His eyes instantly sought me out. He looked calm, relaxed, not a worry in the world, like he wasn’t even surprised he was being arrested.

“It’s just a mistake, Grace,” he said, ignoring the officers as they read him his rights. “That’s all this is … a big mistake. I’ll take care of it. Don’t worry. I’ll be back home before you know it.”

He didn’t have a chance to say anything more. In a blink, he was being hauled away, shoved into the back of an idling police cruiser.

I was still trying to wrap my head around what was happening when a woman approached. “Grace Callaghan?”

My eyes flickered to her.

She introduced herself. I didn’t even catch her name. I was too busy watching my father disappear down the street. My mind was a flurry of frantic thoughts when the woman’s voice again cut through the haze. “Grace, I’m going to need you to come with me.”

I looked at her then.
Really
looked at her. She was young, maybe mid-twenties, wearing a run of the mill NYPD uniform. “Excuse me?”

“I need to take you down to the station. Don’t worry—you’re not in trouble.”

Don’t worry
.

That was the same thing my father said.

I didn’t listen.

I was
worried
.

“Why? What did I do?”

“Nothing,” she said. “You did nothing wrong. This isn’t your fault.”

She used
that
tone on me … the tone that’s reserved for children and the mentally unstable. I wondered, looking at me, which one of those she saw. “Then why do I need to go?”

“Your father’s going away for a while. Since you’re still a minor, we’ll need to temporarily place you.”

“Place me in
what
? A cell? Are you going to lock me up, too?”

“Of course not,” she said. “Social services will place you in the care of an adult.”

“This is all a mistake.” I shook my head and took a step back. This woman seriously lost her damn mind. “You heard him. It’s a
mistake
. It has to be. He’s going to take care of it. You’ll see.”

The woman smiled sadly. It felt like she was mocking me.
Poor little girl doesn’t know what she’s saying.
“I’m afraid it’s not a mistake. Your father is in serious trouble. He’s not coming home anytime soon.”

“Regardless,” I said, taking another step back. And another. And another. “I’m not a little kid. I can take care of myself.

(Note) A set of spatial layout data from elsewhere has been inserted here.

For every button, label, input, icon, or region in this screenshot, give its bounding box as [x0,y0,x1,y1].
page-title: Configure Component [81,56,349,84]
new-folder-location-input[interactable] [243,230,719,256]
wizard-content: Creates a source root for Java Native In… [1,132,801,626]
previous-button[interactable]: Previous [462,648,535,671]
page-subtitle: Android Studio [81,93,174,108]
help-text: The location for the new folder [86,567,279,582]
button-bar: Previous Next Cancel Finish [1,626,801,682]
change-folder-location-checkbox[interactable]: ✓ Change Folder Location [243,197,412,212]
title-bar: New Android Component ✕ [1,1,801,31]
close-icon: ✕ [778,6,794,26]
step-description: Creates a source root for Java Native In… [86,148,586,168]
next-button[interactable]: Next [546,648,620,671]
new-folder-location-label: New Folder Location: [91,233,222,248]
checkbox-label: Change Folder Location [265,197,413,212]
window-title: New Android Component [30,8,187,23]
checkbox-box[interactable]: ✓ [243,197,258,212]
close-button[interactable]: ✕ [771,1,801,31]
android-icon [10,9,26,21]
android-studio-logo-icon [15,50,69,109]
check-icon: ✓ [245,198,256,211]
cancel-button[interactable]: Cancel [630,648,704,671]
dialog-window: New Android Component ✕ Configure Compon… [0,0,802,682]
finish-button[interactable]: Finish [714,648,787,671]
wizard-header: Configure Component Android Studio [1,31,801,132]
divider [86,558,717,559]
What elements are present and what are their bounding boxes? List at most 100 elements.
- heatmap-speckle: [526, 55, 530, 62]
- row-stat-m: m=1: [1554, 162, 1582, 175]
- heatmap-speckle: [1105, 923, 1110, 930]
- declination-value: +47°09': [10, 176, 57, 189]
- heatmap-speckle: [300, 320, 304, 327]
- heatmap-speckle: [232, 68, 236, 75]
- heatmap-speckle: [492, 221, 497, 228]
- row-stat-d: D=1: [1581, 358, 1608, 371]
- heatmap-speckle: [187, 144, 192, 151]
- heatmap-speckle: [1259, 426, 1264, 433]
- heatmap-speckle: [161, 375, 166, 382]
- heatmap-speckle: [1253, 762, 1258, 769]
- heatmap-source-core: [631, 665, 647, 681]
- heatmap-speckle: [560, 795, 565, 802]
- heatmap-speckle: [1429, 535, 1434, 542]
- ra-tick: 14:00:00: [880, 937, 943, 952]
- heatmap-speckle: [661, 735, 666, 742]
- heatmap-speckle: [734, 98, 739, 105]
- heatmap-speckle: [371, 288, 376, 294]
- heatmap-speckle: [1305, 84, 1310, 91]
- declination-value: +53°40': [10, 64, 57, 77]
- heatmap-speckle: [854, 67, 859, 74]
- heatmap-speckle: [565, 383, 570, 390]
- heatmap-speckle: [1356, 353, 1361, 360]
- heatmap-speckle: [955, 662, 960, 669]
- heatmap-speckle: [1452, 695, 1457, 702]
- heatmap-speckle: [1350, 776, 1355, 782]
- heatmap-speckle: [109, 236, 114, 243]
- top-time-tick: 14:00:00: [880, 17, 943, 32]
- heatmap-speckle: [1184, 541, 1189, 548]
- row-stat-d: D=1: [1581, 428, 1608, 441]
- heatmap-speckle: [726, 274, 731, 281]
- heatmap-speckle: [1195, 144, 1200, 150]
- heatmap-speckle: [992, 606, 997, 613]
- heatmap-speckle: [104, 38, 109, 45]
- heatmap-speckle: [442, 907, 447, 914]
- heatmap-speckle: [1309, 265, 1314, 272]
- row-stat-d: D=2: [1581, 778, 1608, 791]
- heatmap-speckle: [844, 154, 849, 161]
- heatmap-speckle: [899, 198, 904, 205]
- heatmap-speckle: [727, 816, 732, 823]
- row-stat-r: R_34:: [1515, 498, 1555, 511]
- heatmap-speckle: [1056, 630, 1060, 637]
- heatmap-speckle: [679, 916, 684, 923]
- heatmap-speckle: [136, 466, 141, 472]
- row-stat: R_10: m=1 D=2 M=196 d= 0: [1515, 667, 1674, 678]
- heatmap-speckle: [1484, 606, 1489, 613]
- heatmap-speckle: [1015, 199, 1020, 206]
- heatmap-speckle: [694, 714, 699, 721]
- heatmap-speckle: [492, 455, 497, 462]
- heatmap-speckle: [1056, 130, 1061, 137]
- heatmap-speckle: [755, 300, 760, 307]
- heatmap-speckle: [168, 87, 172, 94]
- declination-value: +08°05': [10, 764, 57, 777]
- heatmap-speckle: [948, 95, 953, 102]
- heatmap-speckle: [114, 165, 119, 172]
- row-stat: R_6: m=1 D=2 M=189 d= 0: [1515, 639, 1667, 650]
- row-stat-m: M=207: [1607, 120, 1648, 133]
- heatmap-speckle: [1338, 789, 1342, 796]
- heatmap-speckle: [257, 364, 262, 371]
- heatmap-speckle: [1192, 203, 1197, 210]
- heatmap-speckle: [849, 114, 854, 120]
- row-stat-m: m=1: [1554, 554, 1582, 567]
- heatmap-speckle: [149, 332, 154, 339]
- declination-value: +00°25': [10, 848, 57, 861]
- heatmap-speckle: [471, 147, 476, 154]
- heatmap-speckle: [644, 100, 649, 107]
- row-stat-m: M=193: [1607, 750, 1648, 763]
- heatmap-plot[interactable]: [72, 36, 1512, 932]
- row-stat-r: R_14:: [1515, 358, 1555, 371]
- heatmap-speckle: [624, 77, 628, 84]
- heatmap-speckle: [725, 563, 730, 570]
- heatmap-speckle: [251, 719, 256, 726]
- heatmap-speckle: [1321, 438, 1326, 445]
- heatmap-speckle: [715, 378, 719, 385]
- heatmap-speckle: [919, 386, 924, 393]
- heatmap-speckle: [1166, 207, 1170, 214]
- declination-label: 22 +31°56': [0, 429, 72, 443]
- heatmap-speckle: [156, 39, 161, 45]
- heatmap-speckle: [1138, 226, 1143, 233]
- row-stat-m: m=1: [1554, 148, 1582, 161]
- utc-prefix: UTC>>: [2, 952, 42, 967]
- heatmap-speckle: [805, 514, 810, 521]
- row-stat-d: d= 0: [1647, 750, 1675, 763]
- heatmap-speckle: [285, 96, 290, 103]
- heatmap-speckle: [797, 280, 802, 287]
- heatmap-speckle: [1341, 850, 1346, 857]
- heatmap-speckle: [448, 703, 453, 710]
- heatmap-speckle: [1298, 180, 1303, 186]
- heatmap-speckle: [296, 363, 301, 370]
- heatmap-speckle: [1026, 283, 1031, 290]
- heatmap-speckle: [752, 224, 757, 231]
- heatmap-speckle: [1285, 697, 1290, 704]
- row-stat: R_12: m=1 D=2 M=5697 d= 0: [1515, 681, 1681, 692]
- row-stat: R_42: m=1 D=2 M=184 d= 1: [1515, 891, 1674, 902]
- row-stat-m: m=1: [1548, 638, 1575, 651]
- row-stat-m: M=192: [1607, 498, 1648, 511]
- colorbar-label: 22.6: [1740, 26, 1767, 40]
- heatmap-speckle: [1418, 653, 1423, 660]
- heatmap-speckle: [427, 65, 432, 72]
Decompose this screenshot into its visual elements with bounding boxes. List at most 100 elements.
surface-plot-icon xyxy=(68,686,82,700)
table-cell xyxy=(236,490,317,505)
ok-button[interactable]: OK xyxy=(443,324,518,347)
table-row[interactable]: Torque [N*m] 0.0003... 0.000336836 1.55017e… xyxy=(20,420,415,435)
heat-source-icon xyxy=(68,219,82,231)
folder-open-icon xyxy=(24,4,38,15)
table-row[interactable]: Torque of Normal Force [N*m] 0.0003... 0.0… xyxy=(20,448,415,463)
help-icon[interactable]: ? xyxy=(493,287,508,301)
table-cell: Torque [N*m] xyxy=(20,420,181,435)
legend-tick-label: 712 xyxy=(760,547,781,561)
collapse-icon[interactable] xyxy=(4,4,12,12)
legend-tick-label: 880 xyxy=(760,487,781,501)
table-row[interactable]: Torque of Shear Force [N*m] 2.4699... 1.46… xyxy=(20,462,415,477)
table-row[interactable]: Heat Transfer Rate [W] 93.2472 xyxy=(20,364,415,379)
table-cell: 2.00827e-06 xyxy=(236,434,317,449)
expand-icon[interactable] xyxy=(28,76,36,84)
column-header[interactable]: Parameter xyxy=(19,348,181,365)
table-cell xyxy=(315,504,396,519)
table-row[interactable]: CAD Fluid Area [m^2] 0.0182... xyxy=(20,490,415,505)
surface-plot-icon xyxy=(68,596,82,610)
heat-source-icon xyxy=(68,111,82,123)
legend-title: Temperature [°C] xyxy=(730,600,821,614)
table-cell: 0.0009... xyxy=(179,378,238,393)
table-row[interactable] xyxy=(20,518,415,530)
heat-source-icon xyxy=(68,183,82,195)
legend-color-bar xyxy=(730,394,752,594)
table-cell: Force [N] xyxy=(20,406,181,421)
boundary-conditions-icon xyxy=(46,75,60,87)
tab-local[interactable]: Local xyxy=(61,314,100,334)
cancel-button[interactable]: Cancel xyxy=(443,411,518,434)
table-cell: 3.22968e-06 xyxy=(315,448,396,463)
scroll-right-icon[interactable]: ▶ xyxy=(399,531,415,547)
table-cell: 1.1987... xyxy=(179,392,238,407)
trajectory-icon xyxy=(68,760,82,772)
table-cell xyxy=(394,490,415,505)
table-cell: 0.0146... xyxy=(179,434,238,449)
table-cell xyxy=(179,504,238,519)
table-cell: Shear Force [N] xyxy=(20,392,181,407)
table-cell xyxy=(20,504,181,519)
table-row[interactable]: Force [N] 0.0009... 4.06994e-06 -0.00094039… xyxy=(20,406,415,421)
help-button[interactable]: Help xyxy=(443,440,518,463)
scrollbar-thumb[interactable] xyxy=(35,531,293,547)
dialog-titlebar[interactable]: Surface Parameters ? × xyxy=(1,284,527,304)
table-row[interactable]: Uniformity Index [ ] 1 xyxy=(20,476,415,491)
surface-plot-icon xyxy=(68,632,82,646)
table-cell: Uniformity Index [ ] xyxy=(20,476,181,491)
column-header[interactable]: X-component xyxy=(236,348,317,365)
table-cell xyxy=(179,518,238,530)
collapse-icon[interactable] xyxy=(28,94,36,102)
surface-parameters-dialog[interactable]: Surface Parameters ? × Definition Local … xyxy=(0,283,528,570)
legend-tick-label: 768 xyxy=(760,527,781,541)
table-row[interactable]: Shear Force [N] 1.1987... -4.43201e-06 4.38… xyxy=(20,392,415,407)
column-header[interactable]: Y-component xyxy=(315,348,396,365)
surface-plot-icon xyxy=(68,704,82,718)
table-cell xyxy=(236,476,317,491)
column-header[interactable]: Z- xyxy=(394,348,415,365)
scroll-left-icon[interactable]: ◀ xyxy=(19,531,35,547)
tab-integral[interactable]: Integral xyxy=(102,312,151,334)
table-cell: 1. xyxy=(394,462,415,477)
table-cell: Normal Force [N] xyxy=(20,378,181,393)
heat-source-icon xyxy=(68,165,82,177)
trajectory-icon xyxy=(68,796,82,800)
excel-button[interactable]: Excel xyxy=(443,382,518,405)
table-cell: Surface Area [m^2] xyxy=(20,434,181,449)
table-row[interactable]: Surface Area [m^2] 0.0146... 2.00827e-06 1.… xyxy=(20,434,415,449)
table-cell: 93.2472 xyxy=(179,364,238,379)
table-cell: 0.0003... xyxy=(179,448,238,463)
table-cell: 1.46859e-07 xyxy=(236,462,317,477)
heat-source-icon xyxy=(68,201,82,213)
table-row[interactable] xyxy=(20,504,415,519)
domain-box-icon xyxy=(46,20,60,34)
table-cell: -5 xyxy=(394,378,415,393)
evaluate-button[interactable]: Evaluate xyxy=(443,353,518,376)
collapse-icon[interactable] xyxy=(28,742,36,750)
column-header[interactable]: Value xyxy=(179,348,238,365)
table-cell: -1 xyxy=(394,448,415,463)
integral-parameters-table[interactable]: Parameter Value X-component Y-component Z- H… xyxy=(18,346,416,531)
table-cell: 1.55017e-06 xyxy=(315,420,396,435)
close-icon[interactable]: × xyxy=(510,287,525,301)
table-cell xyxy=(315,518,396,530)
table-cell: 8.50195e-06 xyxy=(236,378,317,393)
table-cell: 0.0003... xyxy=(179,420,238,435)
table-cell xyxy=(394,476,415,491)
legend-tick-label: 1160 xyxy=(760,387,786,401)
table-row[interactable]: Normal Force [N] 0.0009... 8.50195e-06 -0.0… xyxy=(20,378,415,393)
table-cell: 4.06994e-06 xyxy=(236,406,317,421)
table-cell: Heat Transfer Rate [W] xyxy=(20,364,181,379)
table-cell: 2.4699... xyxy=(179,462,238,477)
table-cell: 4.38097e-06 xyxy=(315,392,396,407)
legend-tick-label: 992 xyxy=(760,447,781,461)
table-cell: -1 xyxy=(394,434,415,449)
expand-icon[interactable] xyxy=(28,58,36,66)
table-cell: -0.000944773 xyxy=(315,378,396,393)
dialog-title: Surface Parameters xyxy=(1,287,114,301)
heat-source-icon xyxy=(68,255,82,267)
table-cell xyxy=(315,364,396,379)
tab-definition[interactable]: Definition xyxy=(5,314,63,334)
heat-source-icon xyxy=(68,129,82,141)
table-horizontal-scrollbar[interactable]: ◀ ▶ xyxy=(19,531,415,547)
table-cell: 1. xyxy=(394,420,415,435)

I don’t need to be
placed
anywhere.”

I turned around just as she reached for me, catching my arm. Panic seized me, and I reacted instinctively, yanking my arm back away. Without another thought, I broke into a sprint, darting away from the woman and rushing back into the school building.

I wasn’t at all surprised when she followed, shouting.

I darted through the halls and right out the back door, ducking through alleys and shoving past people when they got in my way. The sidewalk was practically a slip and slide, nearly knocking me on my ass when I rounded corners. My breath was coming out in sharp gasps and my body was trembling, but I didn’t know if it was from fear or from the cold.

I lost the woman somewhere behind the school, but that did nothing to ease my worry, because as soon as I turned onto the block for my apartment building, I saw the cars. The same ones from the school, maybe, or they might have been others. I didn’t know. All I knew was the place was crawling with police.

I couldn’t go home.

I couldn’t go home, but I didn’t know where else to go.

Dropping my head down, I swiftly turned the other direction, going the only other place I could go for help.

The Morans.

I ducked inside their building when someone opened the front door, ignoring the shouts of protest from the doorman as I ran right past the elevator, dodging for the stairs. I was wheezing by the time I made it to the tenth floor, doubling over to try to catch my breath as I banged on the apartment door.